88% hatch rate with homemade bator AND first hatch!


9 Years
10 Years
Jan 24, 2010
Northeast Florida
I am delighted to say I got an 88% hatch rate on my very first hatch AND did it all with a homemade bator. I sadly lost one chick and am not sure why. It was fully developed, but never managed to pip.

I used a Sterlite container for the bator and a bottle lamp kit.






Great job! Congratulations on your new chicks! I know you only lost one chick - how many hatched?

I'm on my first hatch with an incubator and my incubator is homemade too. I'm on day 19 and sure how I get good results like you did. My VERY first hatch was last year with eggs I purchased and set under a broody hen.
Wow, that is awesome!
Show us more about your incubator. Air holes, what is the clear part on top? what is a lamp kit? how did you put it togehter inside?? Sounds like it did an awesome job of holding humidity, better than styrofoam might.
Were they shipped or home grown eggs?
Thanks everyone! I had 13 eggs. 8 hatched out of 9 fertile eggs. 4 were not fertile.

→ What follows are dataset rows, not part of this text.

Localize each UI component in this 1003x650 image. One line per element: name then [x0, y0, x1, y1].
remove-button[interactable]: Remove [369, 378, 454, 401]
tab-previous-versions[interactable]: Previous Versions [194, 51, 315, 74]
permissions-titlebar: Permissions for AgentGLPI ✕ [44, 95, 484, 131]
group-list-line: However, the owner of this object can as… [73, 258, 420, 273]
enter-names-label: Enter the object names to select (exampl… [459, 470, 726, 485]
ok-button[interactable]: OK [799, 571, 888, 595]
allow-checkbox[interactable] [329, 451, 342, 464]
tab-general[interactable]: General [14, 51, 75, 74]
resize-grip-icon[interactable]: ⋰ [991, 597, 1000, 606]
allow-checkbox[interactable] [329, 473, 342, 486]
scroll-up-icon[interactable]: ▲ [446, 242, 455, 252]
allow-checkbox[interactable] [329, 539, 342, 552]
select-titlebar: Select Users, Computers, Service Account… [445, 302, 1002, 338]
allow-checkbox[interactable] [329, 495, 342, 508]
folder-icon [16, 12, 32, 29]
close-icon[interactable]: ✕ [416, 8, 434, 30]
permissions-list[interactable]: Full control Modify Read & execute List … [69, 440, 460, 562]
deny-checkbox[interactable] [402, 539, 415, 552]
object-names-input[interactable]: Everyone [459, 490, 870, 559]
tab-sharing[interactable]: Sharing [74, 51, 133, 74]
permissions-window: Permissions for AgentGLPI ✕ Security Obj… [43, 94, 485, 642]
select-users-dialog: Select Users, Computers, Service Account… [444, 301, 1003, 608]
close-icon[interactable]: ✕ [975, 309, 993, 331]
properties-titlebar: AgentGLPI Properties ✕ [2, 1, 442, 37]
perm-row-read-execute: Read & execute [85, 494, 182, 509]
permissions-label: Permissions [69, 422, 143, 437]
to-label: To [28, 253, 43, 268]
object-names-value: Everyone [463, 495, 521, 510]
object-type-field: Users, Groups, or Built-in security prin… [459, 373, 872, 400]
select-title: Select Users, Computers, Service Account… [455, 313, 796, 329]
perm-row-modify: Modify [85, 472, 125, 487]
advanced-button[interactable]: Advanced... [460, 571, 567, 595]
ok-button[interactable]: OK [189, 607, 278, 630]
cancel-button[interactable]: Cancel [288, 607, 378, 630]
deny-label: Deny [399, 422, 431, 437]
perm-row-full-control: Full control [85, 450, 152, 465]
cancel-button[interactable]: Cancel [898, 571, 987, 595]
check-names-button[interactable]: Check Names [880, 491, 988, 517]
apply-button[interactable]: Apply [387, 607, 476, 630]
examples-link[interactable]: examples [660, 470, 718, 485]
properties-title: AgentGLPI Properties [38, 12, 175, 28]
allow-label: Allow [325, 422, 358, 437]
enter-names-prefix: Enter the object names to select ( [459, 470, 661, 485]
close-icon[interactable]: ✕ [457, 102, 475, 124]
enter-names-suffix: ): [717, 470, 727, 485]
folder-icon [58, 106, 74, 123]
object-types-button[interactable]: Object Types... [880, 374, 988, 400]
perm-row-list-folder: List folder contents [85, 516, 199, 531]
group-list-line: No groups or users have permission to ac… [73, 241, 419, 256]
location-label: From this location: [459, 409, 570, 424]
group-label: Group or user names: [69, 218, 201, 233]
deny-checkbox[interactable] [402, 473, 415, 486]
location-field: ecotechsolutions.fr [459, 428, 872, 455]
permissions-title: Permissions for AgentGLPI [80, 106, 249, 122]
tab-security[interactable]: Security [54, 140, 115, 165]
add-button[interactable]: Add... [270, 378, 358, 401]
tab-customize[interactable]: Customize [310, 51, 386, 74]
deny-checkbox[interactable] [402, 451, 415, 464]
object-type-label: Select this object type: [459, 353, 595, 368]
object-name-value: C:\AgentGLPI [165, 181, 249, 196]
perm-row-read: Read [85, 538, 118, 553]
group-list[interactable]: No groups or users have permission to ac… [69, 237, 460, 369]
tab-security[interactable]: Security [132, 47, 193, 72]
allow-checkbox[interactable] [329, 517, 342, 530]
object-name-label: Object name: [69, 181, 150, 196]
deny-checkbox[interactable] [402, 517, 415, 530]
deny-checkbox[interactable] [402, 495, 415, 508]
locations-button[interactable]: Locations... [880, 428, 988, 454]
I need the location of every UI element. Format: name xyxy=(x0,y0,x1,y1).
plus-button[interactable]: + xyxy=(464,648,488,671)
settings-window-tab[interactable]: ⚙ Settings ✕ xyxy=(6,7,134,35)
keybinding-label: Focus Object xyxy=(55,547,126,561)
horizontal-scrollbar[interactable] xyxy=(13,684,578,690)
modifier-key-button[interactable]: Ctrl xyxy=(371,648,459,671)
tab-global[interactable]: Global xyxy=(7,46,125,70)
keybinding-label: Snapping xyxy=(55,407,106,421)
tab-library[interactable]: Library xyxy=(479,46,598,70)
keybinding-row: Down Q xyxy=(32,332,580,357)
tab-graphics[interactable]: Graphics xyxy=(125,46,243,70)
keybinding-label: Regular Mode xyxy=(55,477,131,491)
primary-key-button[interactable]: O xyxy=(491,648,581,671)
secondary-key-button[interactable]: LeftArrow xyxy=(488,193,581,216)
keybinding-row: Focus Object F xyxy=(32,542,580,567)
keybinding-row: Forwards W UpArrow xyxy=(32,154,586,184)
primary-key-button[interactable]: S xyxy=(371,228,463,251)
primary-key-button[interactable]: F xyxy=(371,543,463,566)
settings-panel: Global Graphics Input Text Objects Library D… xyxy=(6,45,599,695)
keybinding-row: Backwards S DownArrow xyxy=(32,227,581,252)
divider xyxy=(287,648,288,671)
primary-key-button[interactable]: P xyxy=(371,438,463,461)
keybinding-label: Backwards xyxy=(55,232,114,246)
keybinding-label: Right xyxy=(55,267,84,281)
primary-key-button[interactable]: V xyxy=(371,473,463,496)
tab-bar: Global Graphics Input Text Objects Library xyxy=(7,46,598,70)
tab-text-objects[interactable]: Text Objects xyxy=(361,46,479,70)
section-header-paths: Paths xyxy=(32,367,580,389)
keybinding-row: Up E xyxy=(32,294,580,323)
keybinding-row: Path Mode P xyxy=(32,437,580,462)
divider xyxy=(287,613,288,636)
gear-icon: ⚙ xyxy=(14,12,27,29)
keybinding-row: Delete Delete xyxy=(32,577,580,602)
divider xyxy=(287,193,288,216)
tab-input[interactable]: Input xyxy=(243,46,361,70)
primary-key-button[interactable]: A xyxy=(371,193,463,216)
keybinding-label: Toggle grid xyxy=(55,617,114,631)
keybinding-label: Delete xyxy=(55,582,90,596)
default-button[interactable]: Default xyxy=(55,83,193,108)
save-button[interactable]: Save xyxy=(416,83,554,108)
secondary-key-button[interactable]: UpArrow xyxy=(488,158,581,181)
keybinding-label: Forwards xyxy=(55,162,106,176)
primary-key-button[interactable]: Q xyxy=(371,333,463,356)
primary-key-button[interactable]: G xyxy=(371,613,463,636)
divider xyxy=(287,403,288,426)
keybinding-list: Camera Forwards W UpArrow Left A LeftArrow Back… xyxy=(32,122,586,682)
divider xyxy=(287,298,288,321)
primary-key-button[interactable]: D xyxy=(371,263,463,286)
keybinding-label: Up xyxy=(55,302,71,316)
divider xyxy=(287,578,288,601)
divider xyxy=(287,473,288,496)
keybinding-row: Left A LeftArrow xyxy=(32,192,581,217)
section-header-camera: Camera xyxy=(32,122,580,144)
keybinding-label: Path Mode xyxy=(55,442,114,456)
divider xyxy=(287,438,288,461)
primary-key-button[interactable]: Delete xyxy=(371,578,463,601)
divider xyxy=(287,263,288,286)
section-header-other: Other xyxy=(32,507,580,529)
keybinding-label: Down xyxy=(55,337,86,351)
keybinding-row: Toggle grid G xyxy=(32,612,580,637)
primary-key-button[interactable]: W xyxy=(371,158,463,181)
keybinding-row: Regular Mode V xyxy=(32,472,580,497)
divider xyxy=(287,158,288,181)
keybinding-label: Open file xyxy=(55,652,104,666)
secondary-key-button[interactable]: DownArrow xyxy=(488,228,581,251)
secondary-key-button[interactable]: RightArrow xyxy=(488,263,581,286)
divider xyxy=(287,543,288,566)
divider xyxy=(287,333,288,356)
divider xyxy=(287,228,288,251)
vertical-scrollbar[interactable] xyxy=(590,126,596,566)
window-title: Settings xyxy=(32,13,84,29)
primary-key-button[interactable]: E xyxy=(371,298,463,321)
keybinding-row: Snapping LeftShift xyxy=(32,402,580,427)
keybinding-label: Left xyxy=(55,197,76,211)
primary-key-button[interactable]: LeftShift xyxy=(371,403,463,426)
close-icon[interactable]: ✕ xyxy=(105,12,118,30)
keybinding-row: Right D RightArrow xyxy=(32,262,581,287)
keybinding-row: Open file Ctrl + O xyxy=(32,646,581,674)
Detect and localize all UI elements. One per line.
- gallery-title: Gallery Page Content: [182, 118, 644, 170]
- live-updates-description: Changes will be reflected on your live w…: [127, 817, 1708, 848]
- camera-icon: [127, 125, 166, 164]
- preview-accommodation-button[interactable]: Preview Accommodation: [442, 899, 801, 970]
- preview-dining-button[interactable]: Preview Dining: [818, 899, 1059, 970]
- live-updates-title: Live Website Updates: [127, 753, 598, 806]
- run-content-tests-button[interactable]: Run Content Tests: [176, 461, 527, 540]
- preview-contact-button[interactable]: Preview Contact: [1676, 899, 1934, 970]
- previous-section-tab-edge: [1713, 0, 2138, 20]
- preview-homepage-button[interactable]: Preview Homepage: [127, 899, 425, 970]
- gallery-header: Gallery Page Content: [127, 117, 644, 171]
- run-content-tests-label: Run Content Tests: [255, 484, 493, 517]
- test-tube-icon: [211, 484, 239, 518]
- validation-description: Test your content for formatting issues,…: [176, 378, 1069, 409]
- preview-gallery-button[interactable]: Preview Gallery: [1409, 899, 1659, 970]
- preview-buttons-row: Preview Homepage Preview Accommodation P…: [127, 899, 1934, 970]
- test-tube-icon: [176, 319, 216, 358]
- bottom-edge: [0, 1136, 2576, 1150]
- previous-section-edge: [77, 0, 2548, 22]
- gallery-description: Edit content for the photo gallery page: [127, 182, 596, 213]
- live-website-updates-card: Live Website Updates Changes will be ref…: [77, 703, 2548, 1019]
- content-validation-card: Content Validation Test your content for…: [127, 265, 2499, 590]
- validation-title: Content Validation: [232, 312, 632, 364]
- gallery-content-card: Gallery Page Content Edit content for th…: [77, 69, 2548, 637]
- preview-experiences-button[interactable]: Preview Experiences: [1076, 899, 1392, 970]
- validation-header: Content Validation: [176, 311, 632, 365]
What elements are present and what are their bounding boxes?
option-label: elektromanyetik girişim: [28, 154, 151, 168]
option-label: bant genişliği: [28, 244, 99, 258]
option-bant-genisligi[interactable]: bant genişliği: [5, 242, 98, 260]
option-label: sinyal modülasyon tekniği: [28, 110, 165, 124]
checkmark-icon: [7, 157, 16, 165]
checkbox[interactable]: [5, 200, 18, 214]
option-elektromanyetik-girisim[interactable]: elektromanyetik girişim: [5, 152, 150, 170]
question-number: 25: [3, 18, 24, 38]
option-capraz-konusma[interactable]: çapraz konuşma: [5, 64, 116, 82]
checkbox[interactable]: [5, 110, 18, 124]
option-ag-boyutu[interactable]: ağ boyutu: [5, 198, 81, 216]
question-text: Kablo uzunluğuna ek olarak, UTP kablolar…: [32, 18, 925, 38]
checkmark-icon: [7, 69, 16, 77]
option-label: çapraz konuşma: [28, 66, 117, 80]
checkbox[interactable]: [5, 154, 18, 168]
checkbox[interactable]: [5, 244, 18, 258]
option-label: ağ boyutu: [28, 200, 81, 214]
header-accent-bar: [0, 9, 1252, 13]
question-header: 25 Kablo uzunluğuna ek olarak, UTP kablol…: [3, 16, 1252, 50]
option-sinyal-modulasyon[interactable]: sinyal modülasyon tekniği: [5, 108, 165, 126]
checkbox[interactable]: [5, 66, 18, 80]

The bator was cheap and easy to make. I did have some issues at first, but it was my fault. There are some things I would change about the bator and it would make humidity levels work even better. As it was, my water dishes were too shallow, so the water dried out quickly. A very kind BYB member told me to add paper towels to help hold the moisture and it worked like a charm! However, if I could redo it I would raise the lightbulb and add deeper water dishes of the same L x Wdimensions as the shallow. I would also add a full wall of mesh wire instead of the half wall I did. The chicks tried to climb it!

Anyhow, I used a small Sterlite container. I cut out a window for the top and used an old picture frame glass for the top. I cut out a hold in the side to slip my hand into so that I could turn the eggs without letting out a lot of heat/humidity (this feature worked GREAT). I made insulation for the turning flap with clear tape and left it hanging in the door. Then, I re-attached the piece I cut off as the actual flap. This way, when I reached my hand inside, I still had plastic tape surrounding my hand and holding in the heat/humidity.

Inside, I lined the bottom with mesh/rubber shelf liner. I added a half wall of aluminum foil around the lightbulb to prevent direct heat. I also added a wall of aluminum foil along the opposite side for insulation and to help stabalize the heat. I added my water dishes under the light bulb.

The bottle lamp kit can be found at any Wal-mart or hardware store. It's $5 and is basically a socket for lightbulbs. Someone from BYB suggested a dimmer switch, also found at Wal-mart, that plugged into the actual lightbulb and allowed me to precisely control the temperature.

I did have a few temp issues at first, but that was because the bator was under a draft. As soon as I moved it out of the draft, the temp stabalized without issue.

Best of all, it is EASY to clean since it is plastic

Here are more pics.

This is under the turning flap:

Turning flap closed:

Direct inside view showing the half bulb and light from the bulb:

This is the back wall with the added foil wall (the temp was down because I had the top off while getting ready for lockdown)

Oh, almost forgot. It held 13 eggs easily. I probably could have squeezedin one or two more. So, great incubator for small hatches!